On Thursday, Judge William T. Lawrence of the District Court for the Southern District of Indiana dismissed a lawsuit brought by a plaintiff who claimed that an action filed against him in Pike Township violated the Federal Debt Collection Practices Act because he neither lived in the township nor signed a contract there. Township courts in Marion County hear small claims complaints regarding sums of less than $6,000.

“The small claims township courts do not constitute judicial districts,” Lawrence wrote, citing a Circuit Court ruling from Illinois, Newsom v. Friedman, 76 F.3d 813 (7th Cir. 1996). “The venue requirements for filing in small claims court make clear that any township court may hear a claim within the limits of its subject-matter jurisdiction.”

Lawrence dismissed Mark Suesz, individually and on behalf of a class, et al., v. Med-1 Solutions, LLC, 1:12-CV-1517. Med-1 was granted dismissal on its contention that filing in the county where a defendant lived was sufficient. Lawrence wrote the Newsom ruling found that the definition of “judicial district” was unambiguous, and in Indiana, the meaning is the counties that constitute judicial circuits.

“The structure and function of the township small claims courts in Marion County do not fall with the definition of a judicial district. It follows that Med-1 was not required under the FDCPA to file in the township where Suesz lived or signed the contract,” Lawrence ruled. “It was therefore not a violation of FDCPA for Med-1 to file in another township small claims court within Marion County, and Med-1 is entitled to dismissal of the claim against it.”

Suesz also had the opportunity to request a change of venue, Lawrence noted.

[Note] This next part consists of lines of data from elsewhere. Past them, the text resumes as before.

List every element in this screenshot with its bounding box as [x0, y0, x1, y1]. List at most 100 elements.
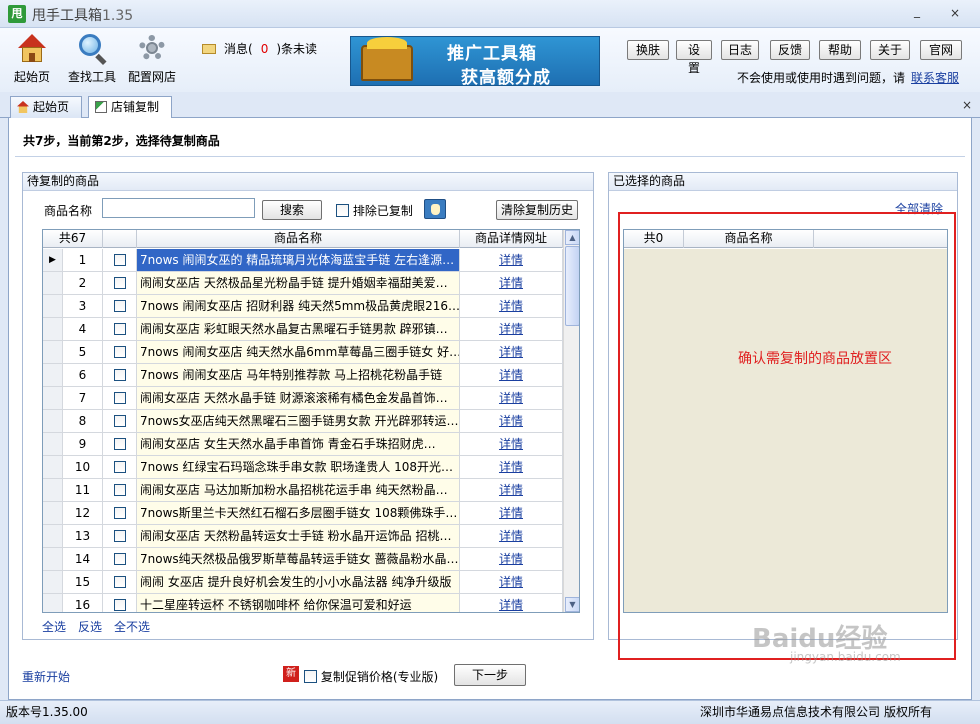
product-name-cell[interactable]: 闹闹女巫店 马达加斯加粉水晶招桃花运手串 纯天然粉晶… — [137, 479, 460, 501]
row-checkbox-cell[interactable] — [103, 387, 137, 409]
close-icon[interactable]: × — [948, 6, 962, 20]
tab-home[interactable]: 起始页 — [10, 96, 82, 118]
row-checkbox-cell[interactable] — [103, 456, 137, 478]
copy-promo-price-checkbox[interactable]: 复制促销价格(专业版) — [304, 668, 438, 685]
details-link[interactable]: 详情 — [460, 433, 563, 455]
message-notice[interactable]: 消息(0)条未读 — [202, 40, 317, 57]
product-name-input[interactable] — [102, 198, 255, 218]
product-name-cell[interactable]: 闹闹女巫店 天然粉晶转运女士手链 粉水晶开运饰品 招桃… — [137, 525, 460, 547]
product-name-cell[interactable]: 7nows 红绿宝石玛瑙念珠手串女款 职场逢贵人 108开光… — [137, 456, 460, 478]
row-checkbox-cell[interactable] — [103, 433, 137, 455]
table-row[interactable]: 8 7nows女巫店纯天然黑曜石三圈手链男女款 开光辟邪转运… 详情 — [43, 410, 563, 433]
row-checkbox-cell[interactable] — [103, 295, 137, 317]
settings-button[interactable]: 设置 — [676, 40, 712, 75]
table-scrollbar[interactable]: ▲ ▼ — [563, 230, 579, 612]
row-checkbox-cell[interactable] — [103, 548, 137, 570]
row-checkbox-cell[interactable] — [103, 410, 137, 432]
details-link[interactable]: 详情 — [460, 525, 563, 547]
product-name-cell[interactable]: 7nows斯里兰卡天然红石榴石多层圈手链女 108颗佛珠手… — [137, 502, 460, 524]
product-name-cell[interactable]: 7nows女巫店纯天然黑曜石三圈手链男女款 开光辟邪转运… — [137, 410, 460, 432]
minimize-icon[interactable]: _ — [910, 4, 924, 18]
product-name-cell[interactable]: 7nows 闹闹女巫店 纯天然水晶6mm草莓晶三圈手链女 好… — [137, 341, 460, 363]
row-checkbox-cell[interactable] — [103, 571, 137, 593]
details-link[interactable]: 详情 — [460, 272, 563, 294]
find-tool-button[interactable]: 查找工具 — [68, 32, 116, 85]
table-row[interactable]: 6 7nows 闹闹女巫店 马年特别推荐款 马上招桃花粉晶手链 详情 — [43, 364, 563, 387]
log-button[interactable]: 日志 — [721, 40, 759, 60]
row-checkbox-cell[interactable] — [103, 318, 137, 340]
exclude-copied-checkbox[interactable]: 排除已复制 — [336, 202, 413, 219]
checkbox[interactable] — [113, 576, 126, 588]
about-button[interactable]: 关于 — [870, 40, 910, 60]
checkbox[interactable] — [113, 484, 126, 496]
table-row[interactable]: 7 闹闹女巫店 天然水晶手链 财源滚滚稀有橘色金发晶首饰… 详情 — [43, 387, 563, 410]
feedback-button[interactable]: 反馈 — [770, 40, 810, 60]
checkbox[interactable] — [113, 254, 126, 266]
checkbox[interactable] — [113, 300, 126, 312]
table-row[interactable]: 11 闹闹女巫店 马达加斯加粉水晶招桃花运手串 纯天然粉晶… 详情 — [43, 479, 563, 502]
scroll-up-icon[interactable]: ▲ — [565, 230, 579, 245]
header-link[interactable]: 商品详情网址 — [460, 230, 563, 248]
search-button[interactable]: 搜索 — [262, 200, 322, 220]
details-link[interactable]: 详情 — [460, 249, 563, 271]
table-row[interactable]: 3 7nows 闹闹女巫店 招财利器 纯天然5mm极品黄虎眼216… 详情 — [43, 295, 563, 318]
product-name-cell[interactable]: 闹闹女巫店 天然水晶手链 财源滚滚稀有橘色金发晶首饰… — [137, 387, 460, 409]
details-link[interactable]: 详情 — [460, 295, 563, 317]
table-row[interactable]: 2 闹闹女巫店 天然极品星光粉晶手链 提升婚姻幸福甜美爱… 详情 — [43, 272, 563, 295]
details-link[interactable]: 详情 — [460, 571, 563, 593]
table-row[interactable]: 10 7nows 红绿宝石玛瑙念珠手串女款 职场逢贵人 108开光… 详情 — [43, 456, 563, 479]
row-checkbox-cell[interactable] — [103, 249, 137, 271]
details-link[interactable]: 详情 — [460, 548, 563, 570]
checkbox[interactable] — [113, 415, 126, 427]
product-name-cell[interactable]: 闹闹 女巫店 提升良好机会发生的小小水晶法器 纯净升级版 — [137, 571, 460, 593]
product-name-cell[interactable]: 7nows 闹闹女巫的 精品琉璃月光体海蓝宝手链 左右逢源… — [137, 249, 460, 271]
details-link[interactable]: 详情 — [460, 318, 563, 340]
home-tool-button[interactable]: 起始页 — [14, 32, 50, 85]
checkbox[interactable] — [113, 461, 126, 473]
row-checkbox-cell[interactable] — [103, 502, 137, 524]
table-row[interactable]: 14 7nows纯天然极品俄罗斯草莓晶转运手链女 蔷薇晶粉水晶… 详情 — [43, 548, 563, 571]
row-checkbox-cell[interactable] — [103, 341, 137, 363]
checkbox[interactable] — [113, 277, 126, 289]
checkbox[interactable] — [113, 599, 126, 611]
help-button[interactable]: 帮助 — [819, 40, 861, 60]
restart-link[interactable]: 重新开始 — [22, 668, 70, 685]
product-name-cell[interactable]: 闹闹女巫店 天然极品星光粉晶手链 提升婚姻幸福甜美爱… — [137, 272, 460, 294]
invert-selection-link[interactable]: 反选 — [78, 618, 102, 635]
hand-pointer-icon[interactable] — [424, 199, 446, 219]
table-row[interactable]: 9 闹闹女巫店 女生天然水晶手串首饰 青金石手珠招财虎… 详情 — [43, 433, 563, 456]
details-link[interactable]: 详情 — [460, 341, 563, 363]
header-name[interactable]: 商品名称 — [137, 230, 460, 248]
contact-support-link[interactable]: 联系客服 — [911, 71, 959, 85]
table-row[interactable]: 12 7nows斯里兰卡天然红石榴石多层圈手链女 108颗佛珠手… 详情 — [43, 502, 563, 525]
row-checkbox-cell[interactable] — [103, 525, 137, 547]
checkbox[interactable] — [336, 204, 349, 217]
checkbox[interactable] — [113, 553, 126, 565]
details-link[interactable]: 详情 — [460, 410, 563, 432]
details-link[interactable]: 详情 — [460, 456, 563, 478]
table-row[interactable]: 4 闹闹女巫店 彩虹眼天然水晶复古黑曜石手链男款 辟邪镇… 详情 — [43, 318, 563, 341]
table-row[interactable]: 16 十二星座转运杯 不锈钢咖啡杯 给你保温可爱和好运 详情 — [43, 594, 563, 612]
scroll-thumb[interactable] — [565, 246, 579, 326]
config-shop-button[interactable]: 配置网店 — [128, 32, 176, 85]
checkbox[interactable] — [113, 507, 126, 519]
product-name-cell[interactable]: 7nows 闹闹女巫店 招财利器 纯天然5mm极品黄虎眼216… — [137, 295, 460, 317]
product-name-cell[interactable]: 闹闹女巫店 彩虹眼天然水晶复古黑曜石手链男款 辟邪镇… — [137, 318, 460, 340]
details-link[interactable]: 详情 — [460, 594, 563, 612]
next-step-button[interactable]: 下一步 — [454, 664, 526, 686]
tab-shop-copy[interactable]: 店铺复制 — [88, 96, 172, 119]
checkbox[interactable] — [113, 438, 126, 450]
website-button[interactable]: 官网 — [920, 40, 962, 60]
checkbox[interactable] — [113, 323, 126, 335]
row-checkbox-cell[interactable] — [103, 364, 137, 386]
table-row[interactable]: 13 闹闹女巫店 天然粉晶转运女士手链 粉水晶开运饰品 招桃… 详情 — [43, 525, 563, 548]
details-link[interactable]: 详情 — [460, 502, 563, 524]
checkbox[interactable] — [113, 369, 126, 381]
scroll-down-icon[interactable]: ▼ — [565, 597, 579, 612]
checkbox[interactable] — [113, 530, 126, 542]
details-link[interactable]: 详情 — [460, 479, 563, 501]
product-name-cell[interactable]: 闹闹女巫店 女生天然水晶手串首饰 青金石手珠招财虎… — [137, 433, 460, 455]
promo-banner[interactable]: 推广工具箱 获高额分成 — [350, 36, 600, 86]
checkbox[interactable] — [113, 346, 126, 358]
checkbox[interactable] — [113, 392, 126, 404]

Numerous class-action suits have been filed seeking relief under FDCPA for allegations of forum shopping, in which large-volume collections filers concentrated their suits in one of the nine township courts.

Allegations of abuses led to reforms in the courts spurred by an advisory committee formed after Court of Appeals Judge John Baker and Senior Judge Betty Barteau issued a report that recommended an overhaul in the way the courts were structured and reforms in the way they did business. The study and report followed a Wall Street Journal article that focused on forum-shopping.